Dans le fétichisme du spectacle total imposé par le réseau, cette myriade d’ego repliés, connectés, possédés par eux-mêmes, l’identification du sens procède non pas de la reconnaissance des choses elles-mêmes mais de l’idée image qu’elles représentent ; c’est la fonction-pouvoir de la transmission de nos représentations pour des ensembles qui s’éloignent des vivants ou des humains. L’idée-image obstacle correspond ainsi à un double secret rigide (moi physico-symbolique / représentation du moi par le réseau-automate) qui aligne le signe échangé sur la projection du « Même » par le projeté dans la sphère des échanges.

L’espace-temps du sans lieu asilaire des technologies personnalisées (smartphones, « Personal Computer », Internet des objets, casque de réalité virtuelle) fragilise la relation sociale traditionnelle et la mise en commun des efforts pour vivre ensemble en démocratie. La fixité du « Même » projeté partout, aligne les scripts symboliques du réseau dans un format d’images mentales et de souvenirs de soi exploitables ; format ou compact économiques assignés aux développements et à la mesure sociale de capacités cognitives standards interchangeables et intégrées aux systèmes hyper-capitalistes.

Dans cet immense espace-temps bloqué qu’est le réseau de la communication de proches en proches, cette immobilité de l’enfermement sur soi, son cercle social et des traces de soi même exploitées par le « capitalisme égo-cognitif », l’individu n’est plus qu’une projection virtuelle de ses affects, de ses intérêts privés, et de ses cognitions performantes. La disparition du monde en commun imposée par l’hyper-capitalisme numérique résulte de cette technique de séparation des totalités sociales en atomes individuels ; séparation des individus à l’intérieur des groupes sociaux de telles façons que jamais l’individu connecté ne sort de sa prison cognitive et affective.
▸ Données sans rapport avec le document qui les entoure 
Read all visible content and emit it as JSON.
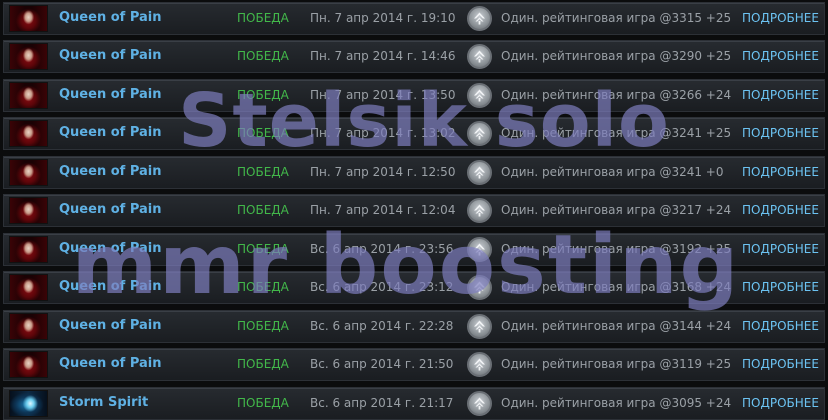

Une distribution hyper différenciée des interactions, des informations, et la divisibilité maximale des ensembles humains rendent possible un gouvernement répressif du « moi » inhumain, créature rabougrie d’une affectivité et d’une intelligence repliées sur elles-mêmes. Ainsi la capture réticulaire des êtres humains se fait parce que chacun est connecté dans des réseaux asociaux, dans une quasi totale indifférence au sort des autres. L’imaginaire du « réseau a-social » provient du narcissisme déployé en logique d’autosatisfaction pulsionnelle régressive et de publicité constante du moi.

Une technologie écran « obstaculaire » (spectacle // obstacle) partage les intercommunications proches et distantes entres divers groupes humains et des machines complexes de gouvernement de soi à l’intérieur d’un même système de vidéos-drames et d’audio-scripts – une sorte d’asile globale apolitique. Ainsi nous confirmons sans cesse notre présence au monde par l’action du « like », dans la vitre des smartphones enfermant le Narcisse numérique dans son propre monde appauvri et le coupant d’une relation à l’autre pourtant fondatrice de la construction du soi humain.